The attorneys general -- from Connecticut, Georgia, Idaho, Mississippi, New Hampshire, North Carolina, Ohio, and Pennsylvania -- pointed out that MySpace announced five months ago that it would compare its members with Sentinel Tech Holding's database of registered sex offenders and subsequent reports indicated that there were thousands of matches with MySpace members.
"Perhaps thousands more sexual predators -- not registered or using fictitious names -- are lurking on your Web site," the attorneys general wrote. "We remain concerned about the design of your site, the failure to require parental permission, and the lack of safeguards necessary to protect our children."
The attorneys general said that in 2006 the media reported almost 100 crimes involving adults who used MySpace to prey or attempt to prey on children in the United States. They pointed to two cases in North Carolina, which is leading the charge to get answers from MySpace.

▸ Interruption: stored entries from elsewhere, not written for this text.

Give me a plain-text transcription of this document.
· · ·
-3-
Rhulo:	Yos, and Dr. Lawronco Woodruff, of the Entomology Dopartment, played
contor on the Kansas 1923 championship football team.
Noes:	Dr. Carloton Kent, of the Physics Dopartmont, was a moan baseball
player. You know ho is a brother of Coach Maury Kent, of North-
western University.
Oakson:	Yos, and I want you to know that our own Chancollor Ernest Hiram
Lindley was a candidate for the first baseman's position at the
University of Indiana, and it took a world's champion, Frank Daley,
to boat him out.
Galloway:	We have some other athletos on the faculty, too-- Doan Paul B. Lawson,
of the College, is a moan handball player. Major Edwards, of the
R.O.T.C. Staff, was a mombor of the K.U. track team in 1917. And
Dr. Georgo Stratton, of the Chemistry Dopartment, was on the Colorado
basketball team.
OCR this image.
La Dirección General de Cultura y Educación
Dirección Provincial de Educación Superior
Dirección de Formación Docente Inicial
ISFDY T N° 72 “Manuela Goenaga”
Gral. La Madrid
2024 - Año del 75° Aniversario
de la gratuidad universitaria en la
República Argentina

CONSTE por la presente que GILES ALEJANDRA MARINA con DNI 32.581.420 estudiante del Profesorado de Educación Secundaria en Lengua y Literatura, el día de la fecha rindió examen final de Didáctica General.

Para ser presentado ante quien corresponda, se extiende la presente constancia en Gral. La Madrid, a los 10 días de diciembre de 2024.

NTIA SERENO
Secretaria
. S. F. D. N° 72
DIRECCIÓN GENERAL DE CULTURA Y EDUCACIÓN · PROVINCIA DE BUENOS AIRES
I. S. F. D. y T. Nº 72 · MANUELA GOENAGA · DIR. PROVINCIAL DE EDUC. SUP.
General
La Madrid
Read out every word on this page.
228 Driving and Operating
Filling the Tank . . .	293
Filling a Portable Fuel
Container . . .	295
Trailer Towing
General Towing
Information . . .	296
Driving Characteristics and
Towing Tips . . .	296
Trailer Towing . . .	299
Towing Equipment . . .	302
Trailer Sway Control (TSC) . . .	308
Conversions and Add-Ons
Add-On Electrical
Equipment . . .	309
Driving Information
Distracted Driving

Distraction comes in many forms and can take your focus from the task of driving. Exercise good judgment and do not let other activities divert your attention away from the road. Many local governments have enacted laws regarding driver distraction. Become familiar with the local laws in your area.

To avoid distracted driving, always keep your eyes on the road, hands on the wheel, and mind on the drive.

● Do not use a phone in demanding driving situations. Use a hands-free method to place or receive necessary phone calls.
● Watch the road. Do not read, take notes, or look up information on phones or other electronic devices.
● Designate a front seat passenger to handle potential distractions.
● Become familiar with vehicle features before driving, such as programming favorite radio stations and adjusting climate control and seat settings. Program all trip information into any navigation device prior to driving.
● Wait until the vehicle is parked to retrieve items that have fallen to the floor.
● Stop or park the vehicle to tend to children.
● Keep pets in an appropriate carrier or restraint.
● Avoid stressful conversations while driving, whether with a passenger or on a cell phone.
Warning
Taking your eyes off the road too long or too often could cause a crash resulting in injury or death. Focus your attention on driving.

A former sheriff's deputy from was sentenced last year to 15 years in prison for molesting a 15-year-old North Carolina boy he met on MySpace. A North Carolina police officer was also arrested and charged with raping a 14-year-old girl he met on MySpace.
North Carolina, Connecticut, and other states have introduced legislation that would require social networking sites, like MySpace, to get parental permission before minors can register. In North Carolina, Cooper wants the legislature to pass a law that would make it a felony for convicted sex offenders to join social networking sites that include children.
The letter requests a list of all names of registered sex offenders using MySpace and sets a deadline of May 29 for MySpace to respond.
MySpace representatives did not immediately respond to calls requesting for comment. Representatives have said in the past that they support state efforts to ban sex offenders from MySpace.